Q: You correctly pointed out that the court was a final arbiter, surely the issue of a public interest override should be left to the courts to decide? Could the sentences for wrongful publications be not made so harsh that they would serve as a deterrent as opposed to handing over a wrongfully classified document to the very people who classified it in the first place? The problem with this legislation was how do you police something that is secret, even the Joint Standing Committee on Intelligence sat in closed meetings nearly 100% of the time. There was no way to know where documents were being classified whether anyone has erred or been prosecuted.

A: The Minister replied that the internal processes were very important, the difficulty with having an independent body in the Bill was that it would make the process of appeals and applications to have information declassified take even longer. The costs of court proceedings were very high and this may not be a readily viable option. Even though the Joint Standing Committee on Intelligence sat in closed sessions they did compile reports that were released to the general public.

The media briefing was adjourned.







On the occasion of addressing the Adhoc Committee dealing with the Protection of Information Bill in Parliament, we have provided our initial response to the many useful and critical inputs made by members of the public during the hearings on this Bill.


We would like, once again, to thank all those who participated during this process. Going through the body of these submissions, it became apparent  that a lot of thought was put into these. It is for this reason that we had to ask for an extension of time in order to apply our minds accordingly.

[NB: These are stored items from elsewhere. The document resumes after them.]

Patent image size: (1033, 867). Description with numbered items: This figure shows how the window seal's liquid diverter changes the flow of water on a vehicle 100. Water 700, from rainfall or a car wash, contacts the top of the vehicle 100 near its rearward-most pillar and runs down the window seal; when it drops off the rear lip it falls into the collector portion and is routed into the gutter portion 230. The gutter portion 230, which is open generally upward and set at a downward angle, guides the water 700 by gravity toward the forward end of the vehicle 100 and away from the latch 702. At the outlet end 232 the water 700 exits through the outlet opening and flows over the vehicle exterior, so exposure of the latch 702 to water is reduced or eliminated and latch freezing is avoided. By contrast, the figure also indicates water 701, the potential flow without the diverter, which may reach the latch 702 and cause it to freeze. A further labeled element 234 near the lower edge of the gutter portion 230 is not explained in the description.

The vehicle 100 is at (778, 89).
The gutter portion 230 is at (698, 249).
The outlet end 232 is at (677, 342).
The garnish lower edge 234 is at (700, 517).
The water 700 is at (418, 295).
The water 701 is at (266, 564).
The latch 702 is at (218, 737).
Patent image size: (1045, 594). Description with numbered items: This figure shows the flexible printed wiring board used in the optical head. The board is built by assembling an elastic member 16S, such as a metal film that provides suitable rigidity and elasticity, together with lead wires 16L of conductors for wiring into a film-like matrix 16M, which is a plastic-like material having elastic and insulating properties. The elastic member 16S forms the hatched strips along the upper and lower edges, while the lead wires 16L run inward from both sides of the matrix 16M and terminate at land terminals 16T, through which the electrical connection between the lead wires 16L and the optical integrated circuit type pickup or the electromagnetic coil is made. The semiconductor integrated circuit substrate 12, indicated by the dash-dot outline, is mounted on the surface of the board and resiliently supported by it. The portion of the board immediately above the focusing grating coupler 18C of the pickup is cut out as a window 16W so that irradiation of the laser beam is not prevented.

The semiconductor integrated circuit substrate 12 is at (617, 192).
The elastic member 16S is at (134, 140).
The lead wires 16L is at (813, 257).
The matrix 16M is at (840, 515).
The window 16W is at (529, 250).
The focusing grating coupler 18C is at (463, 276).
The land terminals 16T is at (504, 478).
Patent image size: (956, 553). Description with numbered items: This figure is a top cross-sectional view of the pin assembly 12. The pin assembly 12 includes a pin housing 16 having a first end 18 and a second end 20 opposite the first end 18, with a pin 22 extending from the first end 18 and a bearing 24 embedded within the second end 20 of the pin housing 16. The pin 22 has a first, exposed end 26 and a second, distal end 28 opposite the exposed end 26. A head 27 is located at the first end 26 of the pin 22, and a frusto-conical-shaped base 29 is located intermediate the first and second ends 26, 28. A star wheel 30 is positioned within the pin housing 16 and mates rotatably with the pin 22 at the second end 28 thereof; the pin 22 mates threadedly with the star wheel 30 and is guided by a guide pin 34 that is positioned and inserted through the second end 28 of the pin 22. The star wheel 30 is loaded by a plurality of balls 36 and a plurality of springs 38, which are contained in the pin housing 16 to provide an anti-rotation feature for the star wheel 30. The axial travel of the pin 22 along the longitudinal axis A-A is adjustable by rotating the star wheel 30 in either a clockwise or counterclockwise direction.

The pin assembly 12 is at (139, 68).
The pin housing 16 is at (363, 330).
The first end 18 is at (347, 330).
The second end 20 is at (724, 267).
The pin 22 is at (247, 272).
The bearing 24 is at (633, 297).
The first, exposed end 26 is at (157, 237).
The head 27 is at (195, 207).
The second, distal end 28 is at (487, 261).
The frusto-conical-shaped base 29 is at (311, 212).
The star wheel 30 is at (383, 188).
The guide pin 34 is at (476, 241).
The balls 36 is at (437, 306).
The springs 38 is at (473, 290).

As the Ministry, we have indicated to the Adhoc Committee that in our view, notwithstanding some of the radical calls for this bill to be withdrawn, this Bill is a necessary tool that government requires in dealing with modern day challenges that confront our nation. These include the rising threat of espionage, information peddling and the protection of critical databases in government that enable citizens and residents to exercise their rights enshrined in the constitution.


We are on record indicating that it is our intention to address those areas of concern perceived to be broad and vague in the Bill. This is an effort to ensure that we emerge with a Bill that empowers us to deal with the challenges referred to herein above.


To give effect to our undertaking, we have made the following proposals to the Adhoc Committee, which proposals will form the basis for improving the identified weakness:

  • The broad and vague definitions must be dropped from the body of this Bill. In this regard, the concepts of “national interest and “commercial information”, amongst others will be removed. Proposals will be submitted to the Adhoc Committee in this regard.


  • The specific areas of information we seek to protect must be clearly identified and explained. In this regard, we have proposed that in terms of the Promotion of Access to Information Act, Act 2 of 2000, there is already information that cannot be made available to the public. This is the information we seek to protect. The second area of the information that requires protection is that which forms part of the state security information, which, notably, no one disputes it should be protected. This includes such information as intelligence, defence and security related information.


  • The Bill needs to be made leaner, clear and meaner through re-arranging the Chapters and re-aligning the sections that deal with the key provisions of it. In this way, the Bill will make for easier understanding and will eliminate any confusion that might arise.


As we indicated, this is by no means an exhaustive process. More work lies ahead and we have pledged our support to the Committee in this regard.